Conçue pour désengorger le centre-ville de la capitale togolaise, la grande voie de contournement reliant CIMTOGO au poste juxtaposé de Noépé devait être un modèle de modernité et de fluidité. À travers un communiqué en date du 29 janvier 2026, le Mouvement Martin Luther King (MMLK), « La voix des sans voix » mène des réflexions. Pour ledit mouvement, aujourd’hui, elle s’impose tristement comme l’une des artères les plus dangereuses du Grand Lomé, en raison d’un éclairage public défaillant, voire inexistant par endroits.

Très fréquentée en soirée, cette voie express est plongée dans une obscurité inquiétante. À vue d’œil, de nombreux poteaux électriques sont cassés, probablement à la suite de sorties de route, laissant de longues portions totalement dans le noir. Les lampadaires encore debout, pour la plupart grillés depuis longtemps, ne servent plus que de décor urbain. Pire encore, selon plusieurs usagers, certains lampadaires n’auraient jamais été allumés depuis le bitumage de la route.

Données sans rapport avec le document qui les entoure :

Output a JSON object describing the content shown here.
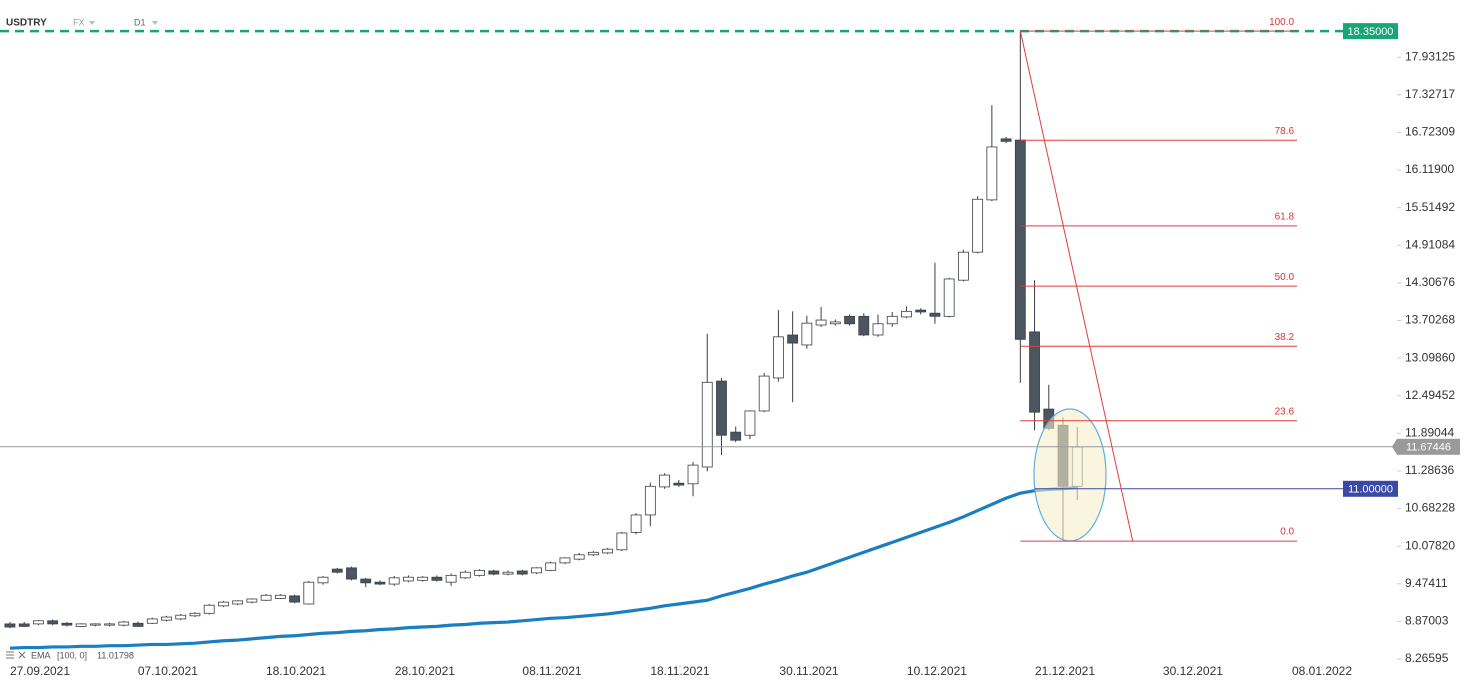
{
  "header": {
    "symbol": "USDTRY",
    "market": "FX",
    "timeframe": "D1"
  },
  "chart_data": {
    "type": "candlestick",
    "open": [
      8.83,
      8.83,
      8.83,
      8.88,
      8.84,
      8.79,
      8.81,
      8.81,
      8.81,
      8.84,
      8.84,
      8.89,
      8.91,
      8.96,
      9.0,
      9.12,
      9.15,
      9.18,
      9.21,
      9.24,
      9.28,
      9.15,
      9.49,
      9.71,
      9.73,
      9.55,
      9.5,
      9.47,
      9.52,
      9.53,
      9.58,
      9.5,
      9.57,
      9.61,
      9.68,
      9.63,
      9.68,
      9.65,
      9.69,
      9.81,
      9.87,
      9.94,
      9.97,
      10.02,
      10.3,
      10.58,
      11.03,
      11.09,
      11.08,
      11.35,
      12.73,
      11.91,
      11.86,
      12.25,
      12.78,
      13.47,
      13.31,
      13.63,
      13.65,
      13.77,
      13.77,
      13.47,
      13.65,
      13.76,
      13.87,
      13.82,
      13.77,
      14.35,
      14.8,
      15.64,
      16.62,
      16.6,
      13.52,
      12.28,
      12.02,
      11.04
    ],
    "high": [
      8.86,
      8.86,
      8.89,
      8.9,
      8.86,
      8.84,
      8.84,
      8.85,
      8.88,
      8.87,
      8.93,
      8.96,
      8.99,
      9.02,
      9.15,
      9.2,
      9.21,
      9.24,
      9.31,
      9.31,
      9.3,
      9.52,
      9.6,
      9.73,
      9.75,
      9.57,
      9.53,
      9.6,
      9.61,
      9.6,
      9.61,
      9.64,
      9.69,
      9.71,
      9.7,
      9.69,
      9.7,
      9.74,
      9.83,
      9.9,
      9.97,
      10.0,
      10.05,
      10.31,
      10.61,
      11.1,
      11.25,
      11.14,
      11.43,
      13.49,
      12.78,
      12.0,
      12.26,
      12.86,
      13.87,
      13.85,
      13.78,
      13.92,
      13.72,
      13.8,
      13.82,
      13.8,
      13.84,
      13.93,
      13.9,
      14.63,
      14.39,
      14.84,
      15.7,
      17.16,
      16.65,
      18.35,
      14.35,
      12.67,
      12.15,
      11.99
    ],
    "low": [
      8.76,
      8.78,
      8.81,
      8.81,
      8.79,
      8.78,
      8.79,
      8.79,
      8.79,
      8.78,
      8.83,
      8.87,
      8.89,
      8.94,
      8.98,
      9.1,
      9.13,
      9.16,
      9.2,
      9.23,
      9.16,
      9.14,
      9.46,
      9.64,
      9.53,
      9.42,
      9.45,
      9.44,
      9.5,
      9.51,
      9.51,
      9.44,
      9.55,
      9.59,
      9.61,
      9.61,
      9.61,
      9.63,
      9.68,
      9.79,
      9.85,
      9.92,
      9.95,
      10.0,
      10.27,
      10.4,
      11.0,
      11.03,
      10.88,
      11.28,
      11.54,
      11.75,
      11.8,
      12.23,
      12.72,
      12.39,
      13.25,
      13.6,
      13.62,
      13.62,
      13.45,
      13.44,
      13.6,
      13.74,
      13.8,
      13.65,
      13.75,
      14.33,
      14.78,
      15.62,
      16.55,
      12.7,
      11.94,
      11.94,
      10.18,
      10.82
    ],
    "close": [
      8.78,
      8.79,
      8.88,
      8.83,
      8.81,
      8.83,
      8.83,
      8.83,
      8.86,
      8.79,
      8.91,
      8.94,
      8.97,
      9.0,
      9.13,
      9.18,
      9.2,
      9.23,
      9.29,
      9.29,
      9.18,
      9.5,
      9.58,
      9.66,
      9.55,
      9.49,
      9.47,
      9.57,
      9.58,
      9.58,
      9.53,
      9.61,
      9.66,
      9.69,
      9.63,
      9.66,
      9.63,
      9.73,
      9.81,
      9.89,
      9.94,
      9.98,
      10.03,
      10.29,
      10.58,
      11.04,
      11.22,
      11.06,
      11.38,
      12.71,
      11.86,
      11.78,
      12.25,
      12.81,
      13.44,
      13.34,
      13.66,
      13.71,
      13.68,
      13.65,
      13.47,
      13.65,
      13.77,
      13.85,
      13.84,
      13.77,
      14.37,
      14.8,
      15.65,
      16.49,
      16.58,
      13.4,
      12.23,
      11.97,
      11.04,
      11.67
    ],
    "up_color": "#ffffff",
    "down_color": "#4b5661",
    "wick_color": "#3a3f45",
    "xlim": [
      -0.7,
      97.47
    ],
    "xticks": [
      {
        "value": 2.11,
        "label": "27.09.2021"
      },
      {
        "value": 11.1,
        "label": "07.10.2021"
      },
      {
        "value": 20.1,
        "label": "18.10.2021"
      },
      {
        "value": 29.16,
        "label": "28.10.2021"
      },
      {
        "value": 38.09,
        "label": "08.11.2021"
      },
      {
        "value": 47.08,
        "label": "18.11.2021"
      },
      {
        "value": 56.15,
        "label": "30.11.2021"
      },
      {
        "value": 65.14,
        "label": "10.12.2021"
      },
      {
        "value": 74.14,
        "label": "21.12.2021"
      },
      {
        "value": 83.13,
        "label": "30.12.2021"
      },
      {
        "value": 92.2,
        "label": "08.01.2022"
      }
    ],
    "ylim": [
      8.17,
      18.85
    ],
    "yticks": [
      8.26595,
      8.87003,
      9.47411,
      {
        "value": 10.0782,
        "label": "10.07820"
      },
      10.68228,
      11.28636,
      11.89044,
      12.49452,
      {
        "value": 13.0986,
        "label": "13.09860"
      },
      13.70268,
      14.30676,
      14.91084,
      15.51492,
      {
        "value": 16.119,
        "label": "16.11900"
      },
      16.72309,
      17.32717,
      17.93125
    ],
    "series": [
      {
        "name": "EMA",
        "params": "[100, 0]",
        "last": 11.01798,
        "color": "#1a7fc1",
        "values": [
          8.44,
          8.45,
          8.45,
          8.46,
          8.46,
          8.47,
          8.47,
          8.48,
          8.48,
          8.49,
          8.5,
          8.5,
          8.51,
          8.52,
          8.54,
          8.56,
          8.57,
          8.59,
          8.61,
          8.63,
          8.64,
          8.66,
          8.68,
          8.69,
          8.71,
          8.72,
          8.74,
          8.75,
          8.77,
          8.78,
          8.79,
          8.81,
          8.82,
          8.84,
          8.85,
          8.86,
          8.88,
          8.9,
          8.92,
          8.93,
          8.95,
          8.97,
          8.99,
          9.02,
          9.05,
          9.08,
          9.12,
          9.15,
          9.18,
          9.21,
          9.28,
          9.34,
          9.4,
          9.47,
          9.53,
          9.6,
          9.66,
          9.74,
          9.82,
          9.9,
          9.98,
          10.06,
          10.14,
          10.22,
          10.3,
          10.38,
          10.46,
          10.55,
          10.65,
          10.75,
          10.85,
          10.93,
          10.97,
          10.99,
          11.0,
          11.02
        ]
      }
    ],
    "price_lines": [
      {
        "value": 18.35,
        "label": "18.35000",
        "color": "#17a673",
        "dashed": true
      },
      {
        "value": 11.67446,
        "color": "#9a9a9a",
        "dashed": false
      },
      {
        "value": 11,
        "label": "11.00000",
        "color": "#3b48a6",
        "dashed": false,
        "from_x": 72
      }
    ],
    "fibonacci": {
      "high": 18.35,
      "low": 10.16,
      "x": [
        71,
        78.9
      ],
      "end_x": 90.45,
      "color": "#e03c3c",
      "levels": [
        {
          "value": 100,
          "label": "100.0"
        },
        78.6,
        61.8,
        {
          "value": 50,
          "label": "50.0"
        },
        38.2,
        23.6,
        {
          "value": 0,
          "label": "0.0"
        }
      ]
    }
  }
}
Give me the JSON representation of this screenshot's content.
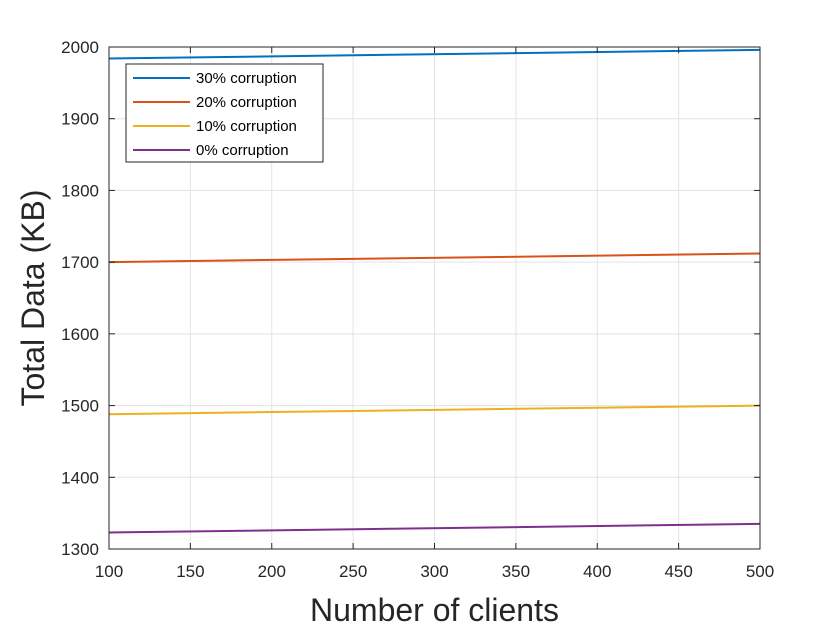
{
  "chart_data": {
    "type": "line",
    "xlabel": "Number of clients",
    "ylabel": "Total Data (KB)",
    "xlim": [
      100,
      500
    ],
    "ylim": [
      1300,
      2000
    ],
    "xticks": [
      100,
      150,
      200,
      250,
      300,
      350,
      400,
      450,
      500
    ],
    "yticks": [
      1300,
      1400,
      1500,
      1600,
      1700,
      1800,
      1900,
      2000
    ],
    "grid": true,
    "legend_position": "top-left",
    "x": [
      100,
      500
    ],
    "series": [
      {
        "name": "30% corruption",
        "color": "#0072BD",
        "values": [
          1984,
          1996
        ]
      },
      {
        "name": "20% corruption",
        "color": "#D95319",
        "values": [
          1700,
          1712
        ]
      },
      {
        "name": "10% corruption",
        "color": "#EDB120",
        "values": [
          1488,
          1500
        ]
      },
      {
        "name": "0% corruption",
        "color": "#7E2F8E",
        "values": [
          1323,
          1335
        ]
      }
    ]
  }
}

Cette alternance entre obscurité totale et éclairage faible rend la circulation particulièrement périlleuse. Conducteurs et piétons évoluent dans une insécurité permanente, favorisant les accidents de la circulation qui se multiplient presque quotidiennement. Une situation alarmante qui n’est d’ailleurs pas propre à cette seule voie, puisque d’autres artères de la capitale connaissent les mêmes dysfonctionnements.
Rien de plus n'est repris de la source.